Vertical Gardens

Increasing yields from tiny gardens? How? Vertical gardens. It makes wonderful sense if your garden is 'space challenged' to grow up and over trellises and support beams. My only concern with vertical gardens? Watch out for the falling pumpkins!

"Necessity is the mother of invention," is a cliché often quoted, and human food requirements necessitate sponging-up sunlight at smaller and smaller focal points.

Homeowners with small yards possibly started the trend somewhat out of necessity. They put up a trellis here and a trellis there. Then somewhere along the way, it dawned on them that vining plants, such as cucurbits, those that produce melons, squash, cucumbers and pumpkins, are much like grape vines, producing tendrils that secure to structures so they can climb as they grow.

Vertical garden in pipes

Commercial farmers still grow cucurbits on the ground, but home gardeners realized long ago that these vining plants are more adapted to growing upward. Of course, home gardeners support cucurbit vines on trellises of all sorts and have devised many ingenious, albeit awkward, means of providing support to heavy melons, pumpkins or squash while they are yet ripening and suspended.

Mostly they have been delighted by astounding yields and healthy delicious fruits. As pleasurable as it is to bite into these orbs of sweetness and palate sensation, though, there is another thrill exclusive to vertical gardening that may eclipse these joys.

Vines grown vertically are artful all by themselves as they twist about and their tendrils reach and spiral. If you decided to have a spot with a vertical garden in it, you will soon observe, though, that with a little pruning and directional coaxing using garden ties, they can be guided to achieve magnificent form and function. Each day of the growing season you can step over to your vertical garden to find wondrous surprises.

Cucumber vine growing up fence vertically

The magnificence of vines grown vertically tugs gently at our subtler nature until we begin to awaken to a certain glimpse of the sublime. The joys experienced when tending vines may be akin to what one feels when listening to corn grow during the hush of dawn.

Stopping and observing nature, you can indeed fall into awe sometimes while cultivating and coaxing vines to grow left or right or up or down to fill your garden structure.

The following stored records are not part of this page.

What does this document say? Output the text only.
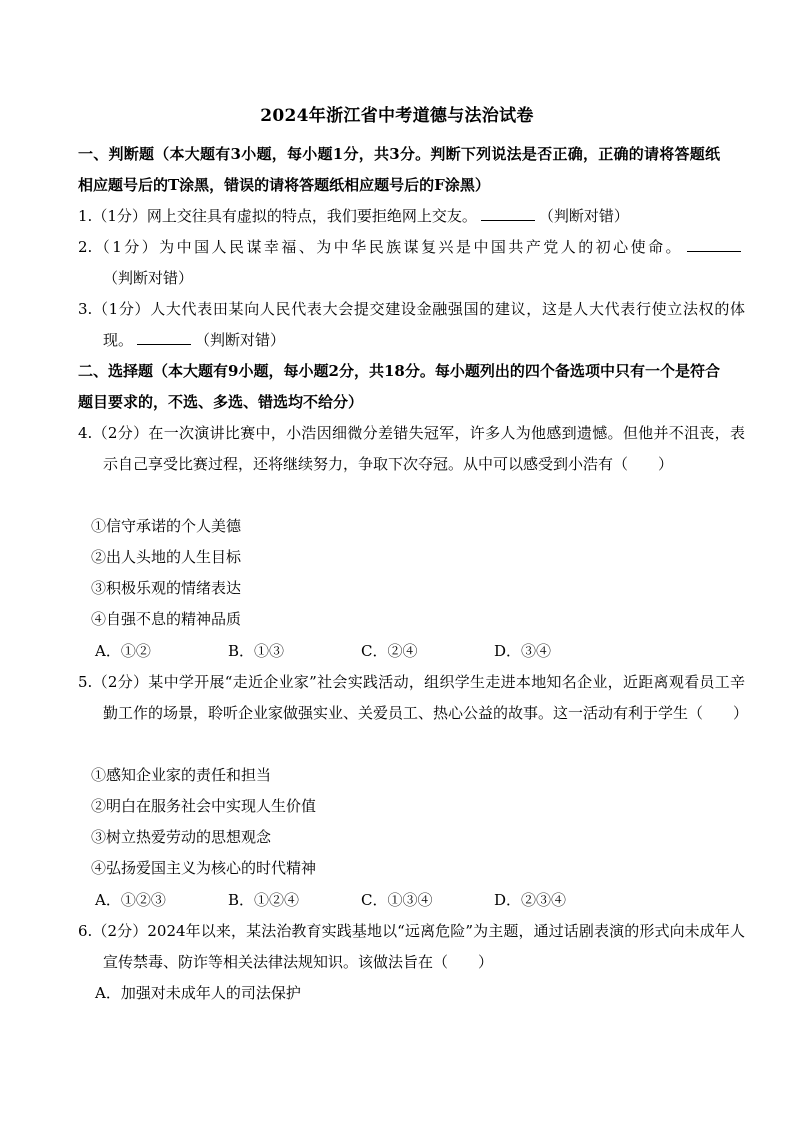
2024年浙江省中考道德与法治试卷
一、判断题（本大题有3小题，每小题1分，共3分。判断下列说法是否正确，正确的请将答题纸相应题号后的T涂黑，错误的请将答题纸相应题号后的F涂黑）
1.（1分）网上交往具有虚拟的特点，我们要拒绝网上交友。	（判断对错）
2.（1分）为中国人民谋幸福、为中华民族谋复兴是中国共产党人的初心使命。（判断对错）
3.（1分）人大代表田某向人民代表大会提交建设金融强国的建议，这是人大代表行使立法权的体现。	（判断对错）
二、选择题（本大题有9小题，每小题2分，共18分。每小题列出的四个备选项中只有一个是符合题目要求的，不选、多选、错选均不给分）
4.（2分）在一次演讲比赛中，小浩因细微分差错失冠军，许多人为他感到遗憾。但他并不沮丧，表示自己享受比赛过程，还将继续努力，争取下次夺冠。从中可以感受到小浩有（　　）
①信守承诺的个人美德
②出人头地的人生目标
③积极乐观的情绪表达
④自强不息的精神品质
A．①②	B．①③	C．②④	D．③④
5.（2分）某中学开展“走近企业家”社会实践活动，组织学生走进本地知名企业，近距离观看员工辛勤工作的场景，聆听企业家做强实业、关爱员工、热心公益的故事。这一活动有利于学生（　　）
①感知企业家的责任和担当
②明白在服务社会中实现人生价值
③树立热爱劳动的思想观念
④弘扬爱国主义为核心的时代精神
A．①②③	B．①②④	C．①③④	D．②③④
6.（2分）2024年以来，某法治教育实践基地以“远离危险”为主题，通过话剧表演的形式向未成年人宣传禁毒、防诈等相关法律法规知识。该做法旨在（　　）
A．加强对未成年人的司法保护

On a more humdrum level, there are rather good practical and aesthetic reasons for growing some plants — edibles or ornamentals — vertically. Such as:

  • Cover an unattractive wall or fence or even an old tree. Some people have old cars on their property… bet they'd look nice draped in squash.
  • Uses less space than rows of plants or spreading over a large ground area.
  • Can be any height tailored to suit the surroundings or used as cladding on a building.
  • There are a number of financial, social and environmental benefits as well as the sheer wow factor of the visual effect.
  • A vertical wall covered in plants creates a 'green space' while using minimal ground space. This provides an instant, textural green solution to architectural facades.
  • A vertical growing wall on a house also produces thermal insulation and improves air quality.
  • There is a reduction in noise pollution and it can be handy to use to aid grey water purification.
  • It is easy to build in a water reticulation system so you get maximum resource efficiency, which is good to have in water-sensitive climates.